Au revoir les filles...
Rien à voir mais j'ai depuis quelques semaines la chance de côtoyer une oeuvre un peu particulière.
Les Terracotta Daughters de Prune Nourry se dressent en effet en pleine halle du 104, armée aux pieds d'argile venues pousser le cri silencieux des orphelines made in China.
Et est-ce parce que c'est la première fois que je me retrouve quasi quotidiennement en tête à tête avec ces 108 figures humaines, toujours est-il que l'installation qui prend fin ce dimanche est devenue en très peu de temps -et c'est le mot- chère à mes yeux...
Dès leur sortie de terre, ou plutôt de leurs caisses de bois, ces étranges poupées ont aussitôt attiré tous les regards des privilégiés qui croisaient leur arrivée.
Des corps sans tête d'abord, qui ne trouvaient leur expression que progressivement et tandis que l'armée se mettait en rangs serrés.
On ne vous ré-expliquera pas ni tout le processus de l'artiste, ni toute la démarche de ces jeunes filles statiques.
Il vous suffira de rechercher Terracotta sur votre moteur d'archéologie et vous trouverez facilement les daughters juste après Guerlain et joli teint.
Leur bonne mine enfin mise en place, il ne leur restait plus qu'à affronter vent et marées humaines, avec tout le stoïcisme requis, et qui ferait pâlir de jalousie les plus émérites des Coldstream Guards.
Imperturbables donc, elles ont connus en quelques semaines à peine, plus de selfies que n'en produirait une pop star en décomposition photo-médiatique.
Et moi, avec le plus de régularité possible, de passer en revue les troupes, enlevant ça et là une toile d'araignée qui leur pendait au nez, leur frottant les yeux emplis de pollen, ôtant d'une épaule une plume de pigeon en priant le ciel qu'elles soient épargnées par les rats volatiles.

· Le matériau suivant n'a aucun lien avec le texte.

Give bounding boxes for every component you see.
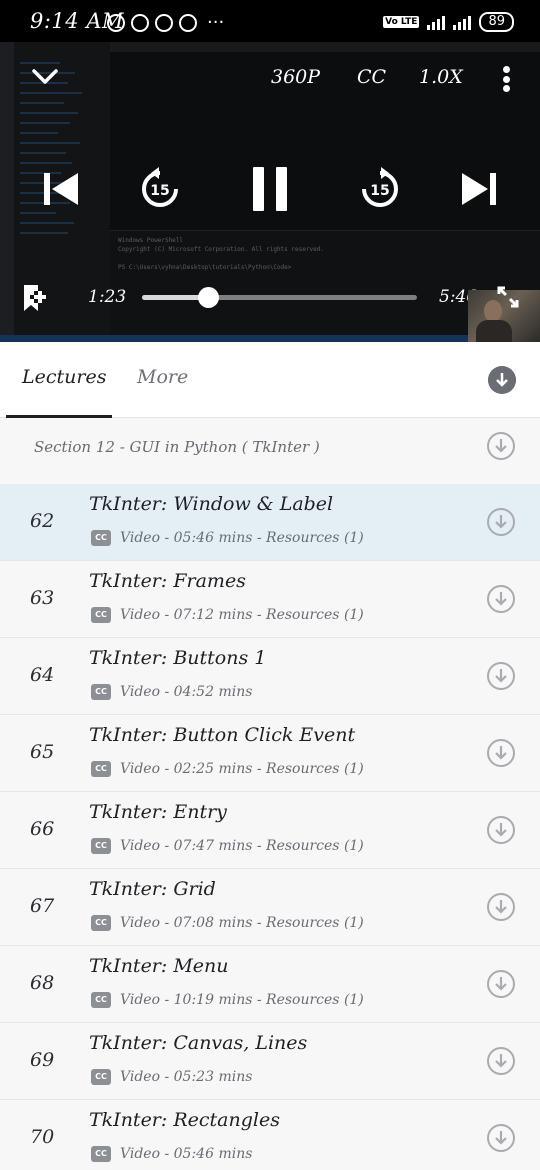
- forward-15-icon[interactable]: 15: [357, 166, 403, 212]
- tab-lectures[interactable]: Lectures: [22, 366, 106, 388]
- fullscreen-icon[interactable]: [497, 286, 519, 308]
- lecture-meta: Video - 07:12 mins - Resources (1): [120, 607, 364, 623]
- app-icon-2: [179, 13, 197, 32]
- lecture-title: TkInter: Frames: [89, 570, 246, 592]
- lecture-row[interactable]: 65 TkInter: Button Click Event CC Video - 0…: [0, 715, 540, 792]
- cc-icon: CC: [91, 761, 111, 777]
- forward-seconds: 15: [370, 183, 389, 199]
- download-icon[interactable]: [486, 738, 516, 768]
- lecture-meta: Video - 07:08 mins - Resources (1): [120, 915, 364, 931]
- lecture-number: 63: [30, 587, 55, 609]
- lecture-title: TkInter: Buttons 1: [89, 647, 267, 669]
- status-bar: 9:14 AM ··· Vo LTE 89: [0, 0, 540, 42]
- section-title: Section 12 - GUI in Python ( TkInter ): [34, 438, 320, 456]
- download-icon[interactable]: [486, 661, 516, 691]
- lecture-title: TkInter: Canvas, Lines: [89, 1032, 308, 1054]
- pause-icon[interactable]: [251, 167, 289, 211]
- download-icon[interactable]: [486, 1046, 516, 1076]
- download-icon[interactable]: [486, 969, 516, 999]
- skip-previous-icon[interactable]: [42, 170, 80, 208]
- lecture-meta: Video - 02:25 mins - Resources (1): [120, 761, 364, 777]
- more-notifications-icon: ···: [207, 12, 225, 33]
- speed-button[interactable]: 1.0X: [419, 66, 463, 88]
- lecture-title: TkInter: Window & Label: [89, 493, 334, 515]
- notification-icons: ···: [107, 12, 224, 33]
- elapsed-time: 1:23: [88, 287, 127, 307]
- app-icon: [155, 13, 173, 32]
- lecture-meta: Video - 10:19 mins - Resources (1): [120, 992, 364, 1008]
- lecture-title: TkInter: Button Click Event: [89, 724, 356, 746]
- tab-bar: Lectures More: [0, 342, 540, 418]
- lecture-row[interactable]: 67 TkInter: Grid CC Video - 07:08 mins - Re…: [0, 869, 540, 946]
- snapchat-icon: [131, 13, 149, 32]
- status-right: Vo LTE 89: [383, 12, 514, 32]
- lecture-row[interactable]: 70 TkInter: Rectangles CC Video - 05:46 min…: [0, 1100, 540, 1170]
- cc-icon: CC: [91, 992, 111, 1008]
- lecture-number: 64: [30, 664, 55, 686]
- lecture-number: 69: [30, 1049, 55, 1071]
- section-header[interactable]: Section 12 - GUI in Python ( TkInter ): [0, 418, 540, 484]
- cc-icon: CC: [91, 915, 111, 931]
- video-player[interactable]: Windows PowerShell Copyright (C) Microso…: [0, 42, 540, 342]
- cc-icon: CC: [91, 838, 111, 854]
- lecture-title: TkInter: Menu: [89, 955, 229, 977]
- progress-thumb[interactable]: [198, 287, 219, 308]
- rewind-seconds: 15: [150, 183, 169, 199]
- lecture-title: TkInter: Grid: [89, 878, 216, 900]
- battery-indicator: 89: [479, 12, 514, 32]
- chevron-down-icon[interactable]: [28, 60, 62, 94]
- signal-icon: [427, 14, 446, 30]
- lecture-meta: Video - 07:47 mins - Resources (1): [120, 838, 364, 854]
- download-icon[interactable]: [486, 584, 516, 614]
- skip-next-icon[interactable]: [460, 170, 498, 208]
- alarm-icon: [107, 13, 125, 32]
- lecture-meta: Video - 05:46 mins - Resources (1): [120, 530, 364, 546]
- lecture-row[interactable]: 68 TkInter: Menu CC Video - 10:19 mins - Re…: [0, 946, 540, 1023]
- more-vert-icon[interactable]: [502, 66, 510, 92]
- lecture-number: 65: [30, 741, 55, 763]
- download-icon[interactable]: [486, 431, 516, 461]
- lecture-title: TkInter: Entry: [89, 801, 227, 823]
- lecture-row[interactable]: 66 TkInter: Entry CC Video - 07:47 mins - R…: [0, 792, 540, 869]
- cc-icon: CC: [91, 1069, 111, 1085]
- signal-icon-2: [453, 14, 472, 30]
- bookmark-add-icon[interactable]: [22, 283, 48, 313]
- tab-more[interactable]: More: [137, 366, 188, 388]
- cc-icon: CC: [91, 607, 111, 623]
- lecture-title: TkInter: Rectangles: [89, 1109, 280, 1131]
- lecture-number: 66: [30, 818, 55, 840]
- cc-icon: CC: [91, 530, 111, 546]
- cc-icon: CC: [91, 684, 111, 700]
- volte-badge: Vo LTE: [383, 16, 420, 28]
- replay-15-icon[interactable]: 15: [137, 166, 183, 212]
- download-all-icon[interactable]: [488, 366, 516, 394]
- captions-button[interactable]: CC: [357, 66, 386, 88]
- download-icon[interactable]: [486, 892, 516, 922]
- lecture-row[interactable]: 69 TkInter: Canvas, Lines CC Video - 05:23 …: [0, 1023, 540, 1100]
- lecture-number: 68: [30, 972, 55, 994]
- lecture-row[interactable]: 64 TkInter: Buttons 1 CC Video - 04:52 mins: [0, 638, 540, 715]
- lecture-number: 70: [30, 1126, 55, 1148]
- lecture-number: 67: [30, 895, 55, 917]
- lecture-meta: Video - 05:23 mins: [120, 1069, 253, 1085]
- download-icon[interactable]: [486, 507, 516, 537]
- lecture-row[interactable]: 62 TkInter: Window & Label CC Video - 05:46…: [0, 484, 540, 561]
- download-icon[interactable]: [486, 1123, 516, 1153]
- lecture-meta: Video - 05:46 mins: [120, 1146, 253, 1162]
- cc-icon: CC: [91, 1146, 111, 1162]
- lecture-row[interactable]: 63 TkInter: Frames CC Video - 07:12 mins - …: [0, 561, 540, 638]
- progress-bar[interactable]: [142, 287, 417, 308]
- lecture-number: 62: [30, 510, 55, 532]
- lecture-meta: Video - 04:52 mins: [120, 684, 253, 700]
- download-icon[interactable]: [486, 815, 516, 845]
- quality-button[interactable]: 360P: [271, 66, 320, 88]
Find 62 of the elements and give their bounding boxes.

J'ignore d'ailleurs si j'avais raison ou tort de le faire: la terre cuite reste friable et vivante, et que cela aussi, et les coups et les fragilités, faisaient peut-être partie de leur vie supra-terreste, avant le sort qui les attend bientôt (1).
Il n'empêche, c'était plus fort que moi.
Les filles étaient plus fortes que moi.
A la lumière changeante de la journée et même sous les feux de la soirée, les prises de vues et les perspectives semblaient à mes yeux se multiplier de manière exponentielle.
Plus je les connaissais, plus grande était ma surprise.
Rien à voir, mais voilà, très égoïstement sans doute, étalée ma modeste rencontre avec huit orphelines chinoises et leur armée de répliques délibérément imparfaites.
Mais tandis qu'elles vivent leur dernières heures parisiennes, il fallait que d'une manière ou d'une autre j'atteste d'avoir croisé durant 72 jours leur route impassible.
Au revoir, les filles...
(1) Après un détour, elles seront enterrées en Chine, et seront exhumées vers 2030, au moment où l 'avortement sélectif en Asie aura atteint un seuil critique, inversant le cours de la nature.